Del Benalcázar han salido personalidades importantes, autoridades de la ciudad, analistas, buenos deportistas... Ellos tienen la huella del buen compañerismo.

Los recuerdos de tres graduados en el Benalcázar

Augusto Barrera/   Alcalde de Quito

‘Establecí relaciones incomparables’

Estudiar en el Colegio Benalcázar fue una de las más valiosas y hermosas experiencias de mi vida. Soy un Benalcázar. Me gradué en  1979. El colegio tenía una tradición de exigencia académica, por eso, creo que ha sido, históricamente, una institución muy respetada. Además, siempre sentí la libertad de pensar y construir un criterio crítico. Tenía excelentes profesores y, lo que es la vida, ahora me ha tocado jubilar a algunos de ellos.

Las amistades del colegio son relaciones que uno  mantiene durante toda la vida. Tengo amigos del Benalcázar que tienen altos cargos públicos, militares y con todos mantenemos una estrecha amistad. En el colegio pude combinar cierta rebeldía y la excelencia académica.  


Abelardo Pachano/   Presidente Produbanco

‘Ser Benalcázar es ser ciudadano’

Ser Benalcázar es ser ciudadano, tener conciencia de sus obligaciones para con la sociedad y la firme convicción para defender los derechos que adornan a un ser humano, en especial la libertad. El colegio nos dejó una huella muy profunda de defensa de la libertad, de cumplir con las responsabilidades sociales, de ser hombres que más allá de sus intereses personales tengan un sentido de responsabilidad.

Lo que más me llevo del colegio es sus principios, la defensa de los valores, la formación cívica de los estudiantes y el lema que hasta ahora perdura: ‘En el Benalcázar solo se dice y se defiende la verdad’.  Lo cierto es que cuando uno valora este principio se da cuenta de la profundidad del mismo y la enorme virtualidad que tiene.


Rodrigo Moreno/   Arquitecto

‘Obtuve una nueva visión de la vida’


El Colegio Benalcázar, desde que se fundó, dio una nueva visión de educación a la ciudad. Teníamos muy buenos profesores y un buen edificio. Nos dieron una oportunidad única, el recibir una educación de ética. Durante todo ese tiempo trabajamos para encontrar la vida como una respuesta a la actividad humana.

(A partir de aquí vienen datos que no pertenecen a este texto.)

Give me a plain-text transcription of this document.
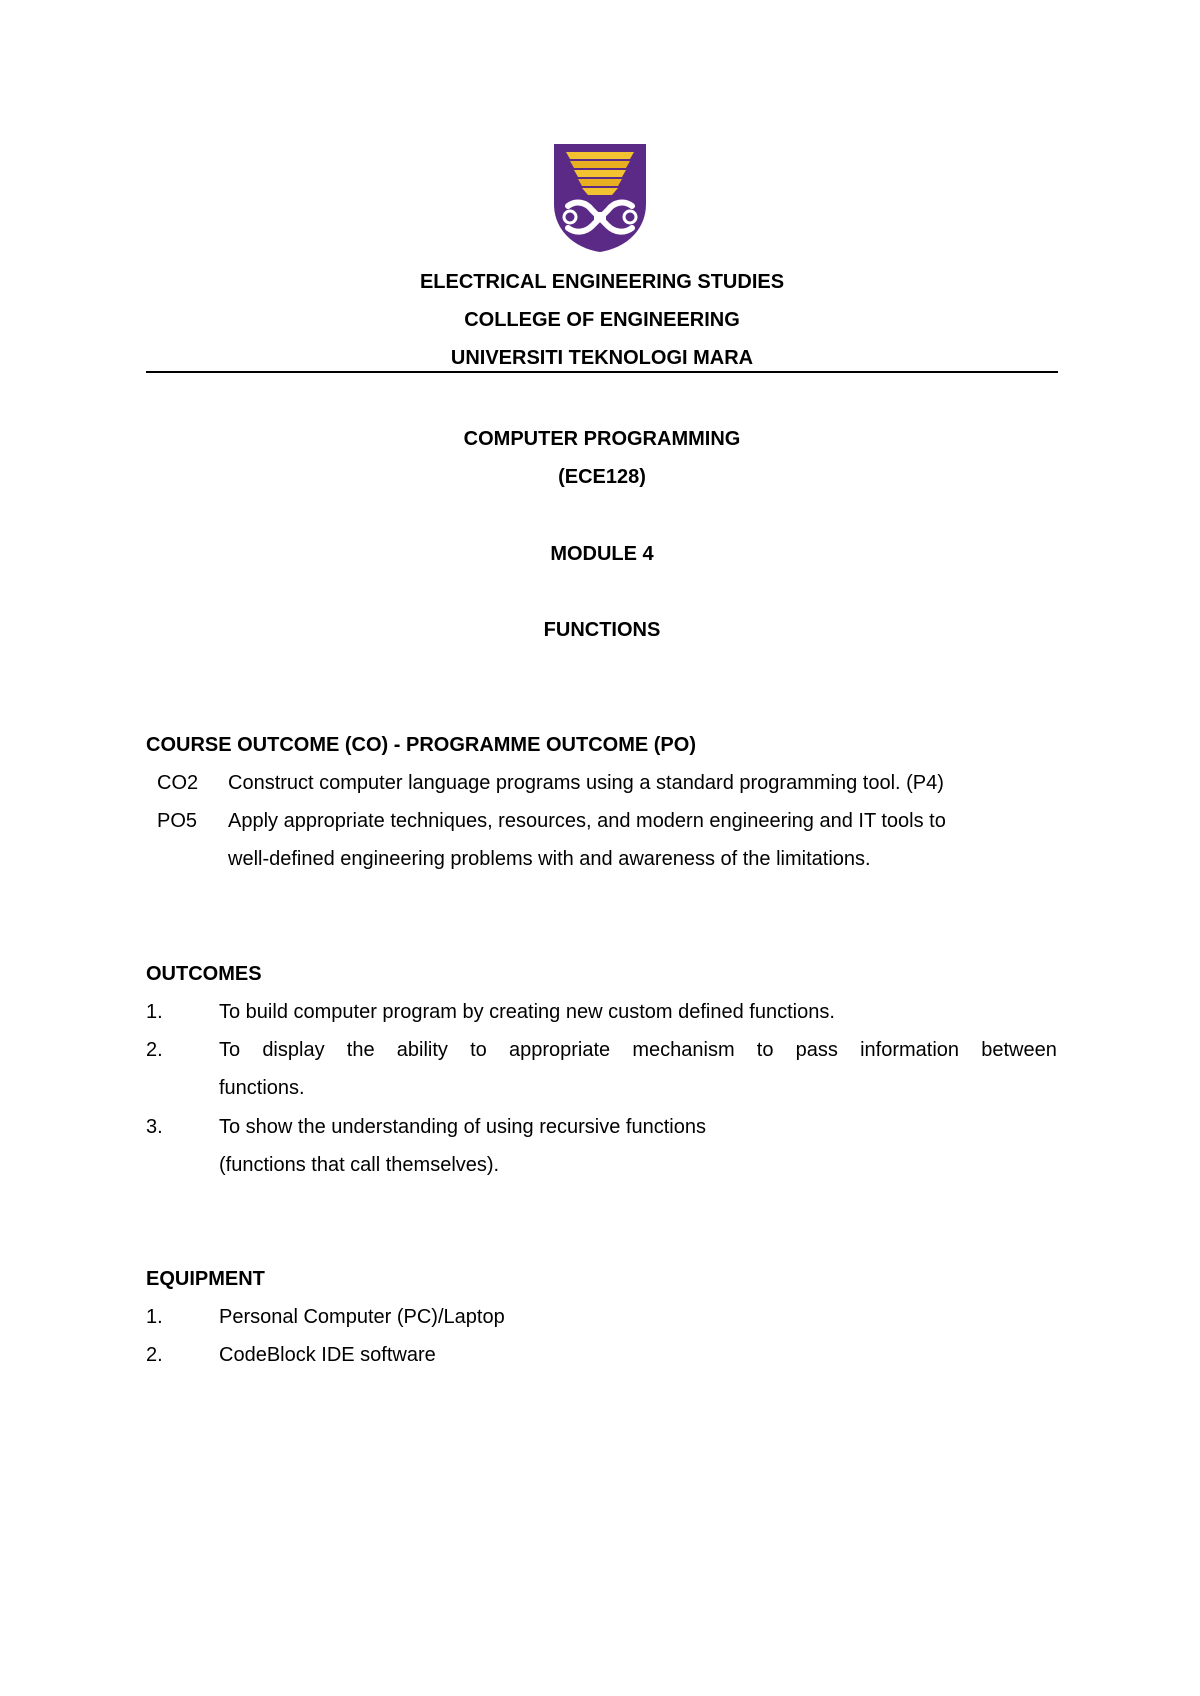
ELECTRICAL ENGINEERING STUDIES
COLLEGE OF ENGINEERING
UNIVERSITI TEKNOLOGI MARA
COMPUTER PROGRAMMING
(ECE128)
MODULE 4
FUNCTIONS
COURSE OUTCOME (CO) - PROGRAMME OUTCOME (PO)
CO2 Construct computer language programs using a standard programming tool. (P4)
PO5 Apply appropriate techniques, resources, and modern engineering and IT tools to
well-defined engineering problems with and awareness of the limitations.
OUTCOMES
1.	To build computer program by creating new custom defined functions.
2.	To display the ability to appropriate mechanism to pass information between
functions.
3.	To show the understanding of using recursive functions
(functions that call themselves).
EQUIPMENT
1.	Personal Computer (PC)/Laptop
2.	CodeBlock IDE software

Los estudiantes dedicábamos mucho tiempo para que esos esfuerzos sean positivos, no había espacio para otra actividad que no sea el estudiar. Formaron un grupo de seres humanos, altamente éticos, morales. Hoy, los ex Benalcázar cumplen altas funciones, que demuestran que la formación que dio el colegio les permitió tener una nueva visión. De los 46 de la primera promoción, todos hemos tenido éxito.